Modulate offers a very different product: simulated voices for use in real-time online video streaming. Gamers who broadcast live streams on services like Twitch or Facebook can choose from a library of realistic voices in place of their own. The Modulate software instantly translates the player’s speech into the new simulated voice. To people watching the stream, a 25-year-old girl could sound like a middle-aged man, or vice versa.
Neither Modulate nor VocalID are in the business of imitating celebrity voices. But both companies know that their underlying technology could be abused. So the two teamed up in 2019 to form the AiTHOS Coalition, to act as a synthetic media watchdog.

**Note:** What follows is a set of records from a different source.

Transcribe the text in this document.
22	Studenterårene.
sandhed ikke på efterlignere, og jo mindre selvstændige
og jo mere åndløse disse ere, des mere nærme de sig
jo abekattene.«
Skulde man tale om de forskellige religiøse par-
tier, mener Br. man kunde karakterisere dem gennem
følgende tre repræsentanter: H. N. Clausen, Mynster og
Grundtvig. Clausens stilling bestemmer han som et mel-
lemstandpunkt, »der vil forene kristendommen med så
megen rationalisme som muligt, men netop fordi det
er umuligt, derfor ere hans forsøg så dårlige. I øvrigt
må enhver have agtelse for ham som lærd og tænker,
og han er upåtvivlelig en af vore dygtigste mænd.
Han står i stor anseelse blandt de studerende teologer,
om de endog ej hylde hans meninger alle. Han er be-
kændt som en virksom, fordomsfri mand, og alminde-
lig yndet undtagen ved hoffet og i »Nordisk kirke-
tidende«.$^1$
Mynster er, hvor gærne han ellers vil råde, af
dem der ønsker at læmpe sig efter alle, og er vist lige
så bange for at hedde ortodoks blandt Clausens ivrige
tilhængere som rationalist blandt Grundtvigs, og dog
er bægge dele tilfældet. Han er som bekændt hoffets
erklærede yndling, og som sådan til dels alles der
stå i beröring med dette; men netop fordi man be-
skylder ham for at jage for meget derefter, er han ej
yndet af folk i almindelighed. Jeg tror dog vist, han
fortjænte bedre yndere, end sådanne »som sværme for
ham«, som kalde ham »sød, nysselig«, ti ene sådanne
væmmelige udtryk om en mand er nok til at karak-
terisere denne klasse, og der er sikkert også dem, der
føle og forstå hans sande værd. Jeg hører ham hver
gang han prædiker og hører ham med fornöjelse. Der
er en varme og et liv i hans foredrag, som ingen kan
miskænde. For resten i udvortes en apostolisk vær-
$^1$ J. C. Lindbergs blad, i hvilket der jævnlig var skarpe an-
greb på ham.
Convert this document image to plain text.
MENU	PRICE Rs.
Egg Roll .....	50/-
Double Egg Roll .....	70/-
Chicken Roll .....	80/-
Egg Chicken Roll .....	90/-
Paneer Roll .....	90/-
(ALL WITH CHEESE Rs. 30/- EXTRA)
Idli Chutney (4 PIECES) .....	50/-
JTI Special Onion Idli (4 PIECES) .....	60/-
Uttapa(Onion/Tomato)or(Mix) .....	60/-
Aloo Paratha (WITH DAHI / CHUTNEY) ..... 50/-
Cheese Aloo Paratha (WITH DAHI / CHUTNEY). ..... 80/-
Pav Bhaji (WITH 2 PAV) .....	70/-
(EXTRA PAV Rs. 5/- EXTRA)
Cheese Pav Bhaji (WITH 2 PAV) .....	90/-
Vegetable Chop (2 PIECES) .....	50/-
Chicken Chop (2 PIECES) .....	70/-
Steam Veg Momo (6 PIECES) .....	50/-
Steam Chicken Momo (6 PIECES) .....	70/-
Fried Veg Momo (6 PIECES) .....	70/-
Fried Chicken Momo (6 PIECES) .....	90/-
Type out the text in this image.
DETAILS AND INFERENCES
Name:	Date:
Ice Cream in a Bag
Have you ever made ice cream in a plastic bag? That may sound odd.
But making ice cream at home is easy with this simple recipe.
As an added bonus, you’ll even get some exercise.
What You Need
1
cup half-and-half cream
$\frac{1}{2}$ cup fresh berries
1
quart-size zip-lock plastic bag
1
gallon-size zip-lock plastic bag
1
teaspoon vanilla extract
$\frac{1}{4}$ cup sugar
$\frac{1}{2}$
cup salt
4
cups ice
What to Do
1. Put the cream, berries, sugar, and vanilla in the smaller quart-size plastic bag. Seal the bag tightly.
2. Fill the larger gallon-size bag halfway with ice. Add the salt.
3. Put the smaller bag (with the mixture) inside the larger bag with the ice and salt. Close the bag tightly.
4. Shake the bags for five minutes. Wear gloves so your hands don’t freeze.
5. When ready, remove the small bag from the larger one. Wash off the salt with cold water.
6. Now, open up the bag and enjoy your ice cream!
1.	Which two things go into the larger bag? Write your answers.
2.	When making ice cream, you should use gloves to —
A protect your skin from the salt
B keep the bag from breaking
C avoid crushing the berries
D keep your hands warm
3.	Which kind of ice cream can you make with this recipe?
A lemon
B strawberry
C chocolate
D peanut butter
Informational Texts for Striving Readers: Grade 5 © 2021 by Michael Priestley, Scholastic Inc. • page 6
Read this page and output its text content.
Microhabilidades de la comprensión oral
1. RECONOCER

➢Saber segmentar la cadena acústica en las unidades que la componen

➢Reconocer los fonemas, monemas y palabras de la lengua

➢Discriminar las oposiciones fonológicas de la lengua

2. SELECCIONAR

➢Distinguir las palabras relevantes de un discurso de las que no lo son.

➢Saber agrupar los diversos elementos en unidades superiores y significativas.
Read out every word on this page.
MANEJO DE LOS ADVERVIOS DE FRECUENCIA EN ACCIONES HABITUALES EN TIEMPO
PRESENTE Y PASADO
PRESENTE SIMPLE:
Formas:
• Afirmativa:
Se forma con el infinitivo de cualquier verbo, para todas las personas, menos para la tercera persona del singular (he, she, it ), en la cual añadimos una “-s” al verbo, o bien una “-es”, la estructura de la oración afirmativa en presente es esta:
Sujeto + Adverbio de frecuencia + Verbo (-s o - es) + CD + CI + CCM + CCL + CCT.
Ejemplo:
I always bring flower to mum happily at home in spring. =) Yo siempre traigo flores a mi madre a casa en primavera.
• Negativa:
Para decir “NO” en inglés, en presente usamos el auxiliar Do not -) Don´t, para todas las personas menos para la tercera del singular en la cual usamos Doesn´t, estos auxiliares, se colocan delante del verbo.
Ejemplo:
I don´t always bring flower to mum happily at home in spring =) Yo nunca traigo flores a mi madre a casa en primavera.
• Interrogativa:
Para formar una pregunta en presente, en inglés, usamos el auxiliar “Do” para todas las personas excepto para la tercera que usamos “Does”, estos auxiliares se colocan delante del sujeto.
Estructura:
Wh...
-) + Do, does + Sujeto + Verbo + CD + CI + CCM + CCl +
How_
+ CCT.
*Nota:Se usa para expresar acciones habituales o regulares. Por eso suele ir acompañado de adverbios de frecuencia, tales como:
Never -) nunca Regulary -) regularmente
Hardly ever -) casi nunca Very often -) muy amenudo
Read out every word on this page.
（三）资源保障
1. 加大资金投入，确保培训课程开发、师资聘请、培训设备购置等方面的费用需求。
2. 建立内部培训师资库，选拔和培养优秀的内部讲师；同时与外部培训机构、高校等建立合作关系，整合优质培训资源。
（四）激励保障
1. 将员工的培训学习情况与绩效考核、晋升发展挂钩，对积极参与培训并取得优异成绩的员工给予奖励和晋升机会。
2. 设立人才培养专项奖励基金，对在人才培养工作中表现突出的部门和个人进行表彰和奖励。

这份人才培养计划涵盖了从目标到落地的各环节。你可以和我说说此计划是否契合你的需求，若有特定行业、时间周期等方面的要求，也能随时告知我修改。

“The purpose of AiTHOS is to hold each other accountable and to uphold our commitment to fair, equitable, and ethical use of synthetic media technology,” said Rupal Patel, chief executive of VocalID and professor of computer science at Northeastern University.
Pappas said that 15 other synthetic media companies are taking part in discussions with AiTHOS, and that he expects them to become official members of the group.
Meanwhile, both companies are taking care to ensure their systems aren’t abused. Neither of them sells to the general public, only to enterprises. In addition, both Modulate and VocalID insert digital “watermarks” into all synthetic audio files, making it possible for forensic investigators to prove that a recording wasn’t created by a human voice.
That’s not good enough for Nuance’s Beranek, who notes that criminals could create a synthetic audio program without a watermarking feature. So Nuance, which was recently acquired for $19.7 billion by Microsoft, is focused on ways to detect synthetic voices, whether watermarked or not. It’s a vital task for Nuance, which makes voice identification software that’s used by banks and other businesses to identify customers. The company must ensure that this software can’t be tricked.
So Nuance attacks a key weakness of synthetic speech: its sameness.
“There is this variability in the human voice that is a telltale sign that it’s an actual human,” said Beranek. If a real person says the same word 20 times, it’ll sound slightly different every time. But according to Beranek, voice imitation software will make the same sounds in the same way, every time. Human ears might not detect this, but Nuance’s software can pick it up and flag the speech as artificial.
Still, Beranek expects synthetic voice software to keep getting better, and harder to spot. “This is a constant struggle to stay ahead of these malicious actors,” he said. “One of the key messages that we communicate to our customers is, don’t sit on your hands.”